Regular readers of the Harvard Business Review will have stumbled on the advert for a customizable slide deck “Accelerating Change” based on the seminal work of John P. Kotter. The advert is extremely convincing – it states that 70% of change efforts fail. This is fully in line with research by strategy consulting firms that put the success rate of change efforts between 25% and 30%. What is even more startling is that this percentage hasn’t budged since Kotter published “Leading Change” in 1996. One can only assume that our advances in Change Management have all been wiped out by our growing change agendas.

While all this is clearly an incentive to become better at change management (and buy the slide deck), from a strategy perspective this must be seen as a showstopper. What it effectively means is that you have to take a 70% discount on all your substantial plans and the remotely ambitious strategies for your organization. If cars consistently present you with a 70% chance of not arriving at your desired destination you would be looking for alternative modes of transportation very quickly.

It is time we do the same for change management. We need a way to prevent the need for change management altogether.

Fortunately there is help. Recent research by people such as Dan Ariely and Dan Pink into organizational motivation has provided great insights in what motivates knowledge workers – not monetary rewards, but autonomy, personal growth, and a sense of purpose. This is important as knowledge workers are arguably the very people you have to rely on for effectuating change in organizations.

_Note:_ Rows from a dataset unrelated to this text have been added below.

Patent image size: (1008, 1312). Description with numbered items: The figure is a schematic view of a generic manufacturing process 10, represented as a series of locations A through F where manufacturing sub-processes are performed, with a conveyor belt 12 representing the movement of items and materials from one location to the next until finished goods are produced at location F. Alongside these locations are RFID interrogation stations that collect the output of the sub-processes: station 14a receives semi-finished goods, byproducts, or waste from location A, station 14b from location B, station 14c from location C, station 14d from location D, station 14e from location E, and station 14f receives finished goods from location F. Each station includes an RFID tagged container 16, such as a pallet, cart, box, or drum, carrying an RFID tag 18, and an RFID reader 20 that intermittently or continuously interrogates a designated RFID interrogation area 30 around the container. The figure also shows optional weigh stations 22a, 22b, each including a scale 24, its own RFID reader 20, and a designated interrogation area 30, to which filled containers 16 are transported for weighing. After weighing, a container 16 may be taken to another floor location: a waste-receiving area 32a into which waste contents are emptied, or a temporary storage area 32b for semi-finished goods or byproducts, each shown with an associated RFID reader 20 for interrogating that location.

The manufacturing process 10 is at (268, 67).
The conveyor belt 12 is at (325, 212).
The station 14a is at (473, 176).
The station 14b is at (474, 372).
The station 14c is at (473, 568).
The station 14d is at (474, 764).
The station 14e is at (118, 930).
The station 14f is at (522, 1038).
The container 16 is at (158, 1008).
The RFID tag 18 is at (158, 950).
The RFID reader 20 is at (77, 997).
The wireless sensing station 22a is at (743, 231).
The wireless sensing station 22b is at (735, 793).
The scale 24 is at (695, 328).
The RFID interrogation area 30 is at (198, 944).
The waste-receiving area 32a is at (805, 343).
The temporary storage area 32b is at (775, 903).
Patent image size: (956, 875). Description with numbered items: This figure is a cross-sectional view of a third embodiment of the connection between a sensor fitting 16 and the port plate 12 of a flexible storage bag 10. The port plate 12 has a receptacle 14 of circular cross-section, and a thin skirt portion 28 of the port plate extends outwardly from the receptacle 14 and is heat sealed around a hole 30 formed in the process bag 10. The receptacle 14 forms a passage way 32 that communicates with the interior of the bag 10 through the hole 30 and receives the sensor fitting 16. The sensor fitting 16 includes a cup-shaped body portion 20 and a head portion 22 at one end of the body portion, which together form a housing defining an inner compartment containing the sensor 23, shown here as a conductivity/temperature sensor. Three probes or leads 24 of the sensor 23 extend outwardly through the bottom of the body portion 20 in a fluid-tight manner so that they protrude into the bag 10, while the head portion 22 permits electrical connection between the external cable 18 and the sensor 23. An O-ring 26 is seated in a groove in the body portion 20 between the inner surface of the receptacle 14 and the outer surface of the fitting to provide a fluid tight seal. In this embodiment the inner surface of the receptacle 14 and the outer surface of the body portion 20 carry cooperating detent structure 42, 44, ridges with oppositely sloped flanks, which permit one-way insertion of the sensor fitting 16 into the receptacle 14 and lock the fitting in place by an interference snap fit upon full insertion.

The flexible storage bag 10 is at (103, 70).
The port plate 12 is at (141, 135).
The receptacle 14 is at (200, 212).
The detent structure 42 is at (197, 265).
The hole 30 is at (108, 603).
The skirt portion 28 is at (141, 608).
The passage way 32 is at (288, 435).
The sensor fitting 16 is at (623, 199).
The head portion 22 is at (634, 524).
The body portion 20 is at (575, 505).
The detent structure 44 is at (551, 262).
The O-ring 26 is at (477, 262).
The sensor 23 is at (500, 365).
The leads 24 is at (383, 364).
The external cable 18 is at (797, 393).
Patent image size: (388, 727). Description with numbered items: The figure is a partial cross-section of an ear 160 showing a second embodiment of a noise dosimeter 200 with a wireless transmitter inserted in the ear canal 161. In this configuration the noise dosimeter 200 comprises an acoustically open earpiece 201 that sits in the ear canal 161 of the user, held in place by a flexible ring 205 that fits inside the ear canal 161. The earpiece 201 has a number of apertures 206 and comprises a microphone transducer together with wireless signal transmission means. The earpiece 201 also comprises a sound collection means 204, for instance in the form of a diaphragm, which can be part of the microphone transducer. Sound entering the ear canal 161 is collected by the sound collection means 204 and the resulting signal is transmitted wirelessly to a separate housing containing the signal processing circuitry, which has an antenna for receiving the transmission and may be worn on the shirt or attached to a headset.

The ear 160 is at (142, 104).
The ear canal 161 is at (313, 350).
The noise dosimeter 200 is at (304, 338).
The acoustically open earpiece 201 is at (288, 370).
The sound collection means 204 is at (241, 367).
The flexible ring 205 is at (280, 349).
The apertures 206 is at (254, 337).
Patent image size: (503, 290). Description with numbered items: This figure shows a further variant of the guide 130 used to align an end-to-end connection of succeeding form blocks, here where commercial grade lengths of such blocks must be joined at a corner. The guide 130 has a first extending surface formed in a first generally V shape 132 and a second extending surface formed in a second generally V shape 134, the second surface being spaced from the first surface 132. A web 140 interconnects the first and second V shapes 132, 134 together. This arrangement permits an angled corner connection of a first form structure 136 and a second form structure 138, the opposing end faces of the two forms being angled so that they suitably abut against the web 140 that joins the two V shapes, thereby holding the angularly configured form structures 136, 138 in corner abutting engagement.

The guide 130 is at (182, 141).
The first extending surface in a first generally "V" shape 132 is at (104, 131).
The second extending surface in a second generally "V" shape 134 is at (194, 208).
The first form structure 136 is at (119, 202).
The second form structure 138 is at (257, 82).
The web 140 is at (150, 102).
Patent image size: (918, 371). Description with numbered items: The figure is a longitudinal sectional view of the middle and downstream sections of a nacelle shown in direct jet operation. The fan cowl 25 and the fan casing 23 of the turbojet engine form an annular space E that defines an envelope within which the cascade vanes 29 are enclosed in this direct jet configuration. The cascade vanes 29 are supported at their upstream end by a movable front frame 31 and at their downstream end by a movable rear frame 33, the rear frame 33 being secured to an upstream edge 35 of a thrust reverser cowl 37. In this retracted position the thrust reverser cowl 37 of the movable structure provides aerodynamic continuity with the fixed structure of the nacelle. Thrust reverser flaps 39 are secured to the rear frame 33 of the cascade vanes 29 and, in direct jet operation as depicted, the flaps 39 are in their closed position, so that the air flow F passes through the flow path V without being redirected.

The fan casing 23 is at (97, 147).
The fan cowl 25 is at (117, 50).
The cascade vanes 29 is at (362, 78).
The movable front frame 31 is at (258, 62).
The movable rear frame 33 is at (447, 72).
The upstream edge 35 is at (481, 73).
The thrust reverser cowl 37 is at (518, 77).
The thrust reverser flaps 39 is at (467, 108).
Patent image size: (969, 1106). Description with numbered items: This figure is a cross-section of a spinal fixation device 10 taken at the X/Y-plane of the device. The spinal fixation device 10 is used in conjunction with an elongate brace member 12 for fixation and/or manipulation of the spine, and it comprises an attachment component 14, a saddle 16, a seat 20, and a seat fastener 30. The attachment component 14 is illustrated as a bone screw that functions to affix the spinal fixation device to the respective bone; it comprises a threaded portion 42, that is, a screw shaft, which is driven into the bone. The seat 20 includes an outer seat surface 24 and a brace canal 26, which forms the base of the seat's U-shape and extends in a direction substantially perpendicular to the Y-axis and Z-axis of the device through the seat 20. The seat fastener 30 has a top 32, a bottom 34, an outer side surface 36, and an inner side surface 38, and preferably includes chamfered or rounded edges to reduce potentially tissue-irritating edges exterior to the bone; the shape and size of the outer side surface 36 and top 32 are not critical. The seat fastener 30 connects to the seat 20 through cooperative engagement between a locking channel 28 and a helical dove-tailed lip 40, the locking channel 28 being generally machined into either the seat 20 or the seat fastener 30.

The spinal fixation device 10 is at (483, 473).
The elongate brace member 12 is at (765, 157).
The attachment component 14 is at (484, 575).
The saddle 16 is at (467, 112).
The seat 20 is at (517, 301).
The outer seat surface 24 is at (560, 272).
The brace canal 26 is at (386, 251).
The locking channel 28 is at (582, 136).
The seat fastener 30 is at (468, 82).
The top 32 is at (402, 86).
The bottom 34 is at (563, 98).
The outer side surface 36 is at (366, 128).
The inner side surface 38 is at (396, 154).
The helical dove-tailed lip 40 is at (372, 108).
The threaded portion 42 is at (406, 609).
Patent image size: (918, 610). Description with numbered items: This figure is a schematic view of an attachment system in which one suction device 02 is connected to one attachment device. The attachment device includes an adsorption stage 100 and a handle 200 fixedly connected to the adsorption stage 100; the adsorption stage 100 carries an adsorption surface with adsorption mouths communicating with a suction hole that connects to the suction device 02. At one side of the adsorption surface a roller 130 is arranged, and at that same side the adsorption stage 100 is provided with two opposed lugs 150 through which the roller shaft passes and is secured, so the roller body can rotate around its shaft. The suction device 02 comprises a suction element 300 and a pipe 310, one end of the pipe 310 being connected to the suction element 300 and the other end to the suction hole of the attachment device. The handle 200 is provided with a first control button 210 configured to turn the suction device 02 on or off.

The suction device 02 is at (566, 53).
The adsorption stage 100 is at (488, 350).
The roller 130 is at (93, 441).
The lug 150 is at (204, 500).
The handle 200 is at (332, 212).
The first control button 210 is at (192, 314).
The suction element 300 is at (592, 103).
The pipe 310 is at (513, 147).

If we want to hit the knowledge workers’ motivational hot buttons and if we want to prevent the need for change management altogether we need to go upstream in the chain towards the formulation of strategies and plans. If we can provide knowledge workers with some overall guidance – preferably of the inspirational kind, we let the more detailed strategy formulation and plan development to the organization itself. That way we provide them with strategically guided autonomy, personal growth, and purpose.

What’s more important, we eliminate the hand over hurdle between strategy formulation and execution all together and with it the need for change management.

Problem solved.

In practical terms this means much more inclusive approaches to strategy formulation which might sound like a particularly bad idea. It doesn’t have to be however. By providing the organization with the appropriate strategic guidance – inspirational direction – leadership can maintain overall directional control. Especially when the outcome is appropriately scrutinized and turned into proper business plans.

It is not without reason that the adoption of inclusive approaches to strategy formulation and plan development is on the rise.